National Grid Plc, which provides electricity in New York and Massachusetts, was reporting power outages at 14 sites throughout New York and Massachusetts affecting about 29,727 homes and businesses. The largest was in Norfolk, Massachusetts, where 10,902 customers were without power.
U.S. carriers have canceled at least 3,229 flights so far today, after cutting more than 3,334 yesterday, as they wait for airports to reopen in the Northeast, spokesmen said. Airlines in some cases grounded flights ahead of the storm to keep planes from getting stuck at closed facilities.
Delta Air Lines Inc. cut 875 flights systemwide today, said Trebor Banstetter, an airline spokesman.
“As the weather clears, we are aiming to resume normal operations late Monday and into Tuesday across the East Coast,” Banstetter said in an e-mail.
Continental Airlines and its regional partner carriers have canceled 800 flights for today, while United grounded 175, said Mike Trevino, a spokesman for United Continental Holdings Inc. The carrier expects to resume flights out of New York-area airports and Boston in the afternoon, he said.
Southwest Airlines Co. cut 188 flights today, primarily in Norfolk and Boston, said Brad Hawkins, a spokesman for the Dallas-based carrier. It expects to resume flights in some northeastern U.S. airports about mid-day, he said.

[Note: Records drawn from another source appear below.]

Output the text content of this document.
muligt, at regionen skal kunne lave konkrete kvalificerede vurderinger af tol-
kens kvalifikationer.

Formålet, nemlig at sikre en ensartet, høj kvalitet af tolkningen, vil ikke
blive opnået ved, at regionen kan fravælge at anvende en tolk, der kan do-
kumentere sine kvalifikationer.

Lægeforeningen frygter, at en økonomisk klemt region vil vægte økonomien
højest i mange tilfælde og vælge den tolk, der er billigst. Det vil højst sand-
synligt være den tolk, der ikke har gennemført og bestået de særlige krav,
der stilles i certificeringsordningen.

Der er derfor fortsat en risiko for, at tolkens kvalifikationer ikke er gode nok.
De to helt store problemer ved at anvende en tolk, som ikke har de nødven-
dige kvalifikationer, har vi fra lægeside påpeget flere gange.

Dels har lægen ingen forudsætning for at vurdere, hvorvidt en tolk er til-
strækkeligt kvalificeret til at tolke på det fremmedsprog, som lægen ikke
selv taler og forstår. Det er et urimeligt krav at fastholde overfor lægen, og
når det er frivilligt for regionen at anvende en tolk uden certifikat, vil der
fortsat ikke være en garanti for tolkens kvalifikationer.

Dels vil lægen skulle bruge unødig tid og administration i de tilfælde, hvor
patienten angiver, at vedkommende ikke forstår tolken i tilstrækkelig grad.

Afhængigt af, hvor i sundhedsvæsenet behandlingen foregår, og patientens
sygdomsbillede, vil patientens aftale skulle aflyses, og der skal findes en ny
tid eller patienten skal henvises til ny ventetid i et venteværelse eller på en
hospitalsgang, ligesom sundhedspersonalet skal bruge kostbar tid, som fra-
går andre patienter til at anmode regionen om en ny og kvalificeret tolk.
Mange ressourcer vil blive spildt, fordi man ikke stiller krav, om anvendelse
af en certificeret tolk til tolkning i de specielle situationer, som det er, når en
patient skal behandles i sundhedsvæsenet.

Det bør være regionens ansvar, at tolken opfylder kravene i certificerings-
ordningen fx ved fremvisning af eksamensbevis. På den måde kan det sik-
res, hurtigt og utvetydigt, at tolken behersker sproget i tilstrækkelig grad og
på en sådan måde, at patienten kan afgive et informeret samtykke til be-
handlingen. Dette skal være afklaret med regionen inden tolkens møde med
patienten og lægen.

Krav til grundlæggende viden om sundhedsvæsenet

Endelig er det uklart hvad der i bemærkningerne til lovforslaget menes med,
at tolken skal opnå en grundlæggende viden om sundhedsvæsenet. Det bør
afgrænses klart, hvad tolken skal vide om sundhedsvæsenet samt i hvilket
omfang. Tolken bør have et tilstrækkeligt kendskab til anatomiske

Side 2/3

US Airways Group Inc. canceled 550 flights today, mostly into and out of New York, Philadelphia and Boston, said Jim Olson, a spokesman. Flights into Boston are set to resume after 11 a.m. today, he said.
American Airlines and its commuter carrier, American Eagle, canceled 411 flights today, said Ed Martelle, a spokesman. The two airlines cut 427 flights yesterday.

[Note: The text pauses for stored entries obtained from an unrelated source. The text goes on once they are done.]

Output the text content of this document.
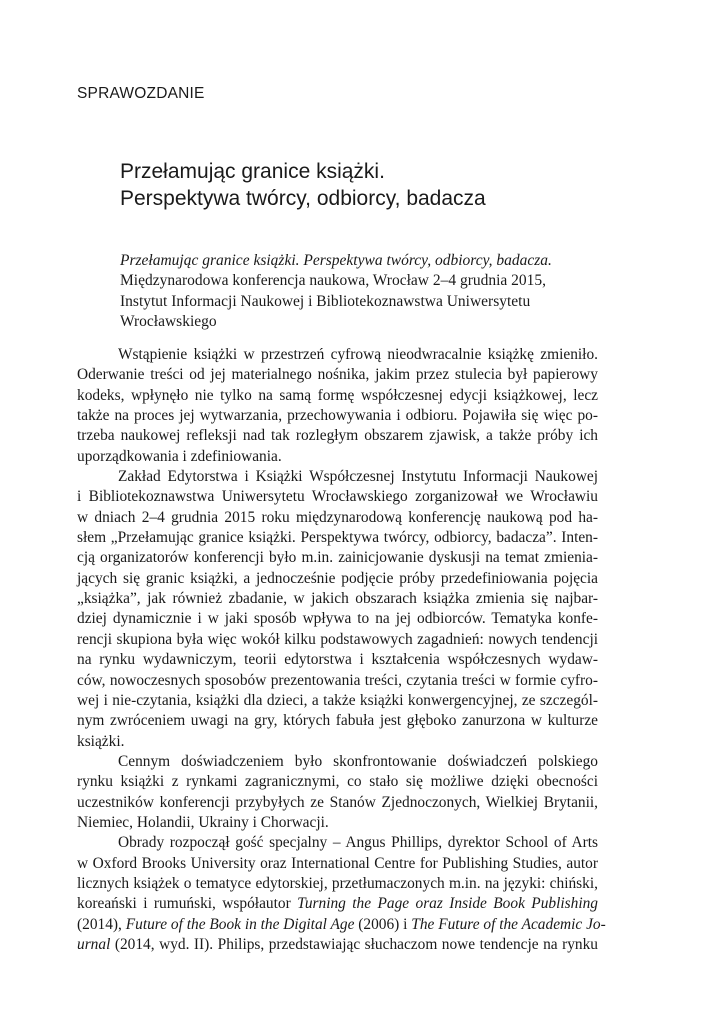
SPRAWOZDANIE
Przełamując granice książki.
Perspektywa twórcy, odbiorcy, badacza
Przełamując granice książki. Perspektywa twórcy, odbiorcy, badacza.
Międzynarodowa konferencja naukowa, Wrocław 2–4 grudnia 2015,
Instytut Informacji Naukowej i Bibliotekoznawstwa Uniwersytetu
Wrocławskiego
Wstąpienie książki w przestrzeń cyfrową nieodwracalnie książkę zmieniło.
Oderwanie treści od jej materialnego nośnika, jakim przez stulecia był papierowy
kodeks, wpłynęło nie tylko na samą formę współczesnej edycji książkowej, lecz
także na proces jej wytwarzania, przechowywania i odbioru. Pojawiła się więc po-
trzeba naukowej refleksji nad tak rozległym obszarem zjawisk, a także próby ich
uporządkowania i zdefiniowania.
Zakład Edytorstwa i Książki Współczesnej Instytutu Informacji Naukowej
i Bibliotekoznawstwa Uniwersytetu Wrocławskiego zorganizował we Wrocławiu
w dniach 2–4 grudnia 2015 roku międzynarodową konferencję naukową pod ha-
słem „Przełamując granice książki. Perspektywa twórcy, odbiorcy, badacza”. Inten-
cją organizatorów konferencji było m.in. zainicjowanie dyskusji na temat zmienia-
jących się granic książki, a jednocześnie podjęcie próby przedefiniowania pojęcia
„książka”, jak również zbadanie, w jakich obszarach książka zmienia się najbar-
dziej dynamicznie i w jaki sposób wpływa to na jej odbiorców. Tematyka konfe-
rencji skupiona była więc wokół kilku podstawowych zagadnień: nowych tendencji
na rynku wydawniczym, teorii edytorstwa i kształcenia współczesnych wydaw-
ców, nowoczesnych sposobów prezentowania treści, czytania treści w formie cyfro-
wej i nie-czytania, książki dla dzieci, a także książki konwergencyjnej, ze szczegól-
nym zwróceniem uwagi na gry, których fabuła jest głęboko zanurzona w kulturze
książki.
Cennym doświadczeniem było skonfrontowanie doświadczeń polskiego
rynku książki z rynkami zagranicznymi, co stało się możliwe dzięki obecności
uczestników konferencji przybyłych ze Stanów Zjednoczonych, Wielkiej Brytanii,
Niemiec, Holandii, Ukrainy i Chorwacji.
Obrady rozpoczął gość specjalny – Angus Phillips, dyrektor School of Arts
w Oxford Brooks University oraz International Centre for Publishing Studies, autor
licznych książek o tematyce edytorskiej, przetłumaczonych m.in. na języki: chiński,
koreański i rumuński, współautor Turning the Page oraz Inside Book Publishing
(2014), Future of the Book in the Digital Age (2006) i The Future of the Academic Jo-
urnal (2014, wyd. II). Philips, przedstawiając słuchaczom nowe tendencje na rynku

JetBlue Airways Corp. scrubbed more than 300 flights today after cutting 270 yesterday, Mateo Lleras, a spokesman for the New York-based carrier, said in an e-mail.
“Today we’re also dealing with closed runways, roads that are barely passable and trains and buses that are not running,” JetBlue told customers today in a company blog. “In many cases, conditions are not safe for our crewmembers or our customers to get to the airports, where it’s even possible.”
The storm also brought snow as far south as parts of Jacksonville, Florida, AccuWeather said on its website.
The storm system began in the South over the Christmas holiday. Four inches of snow fell in Chattanooga, Tennessee, while 8 inches was reported in Gatlinburg, Tennessee.
Environment Canada issued a blizzard warning yesterday for northeastern New Brunswick and warned of heavy snow or rain in the rest of the Maritime provinces today. Sixteen inches of snow may fall in New Brunswick, and rain may accompany the snow in Nova Scotia.
Winds may gust to 87 mph (140 kph) in eastern Nova Scotia and 80 mph in western Newfoundland, the agency said.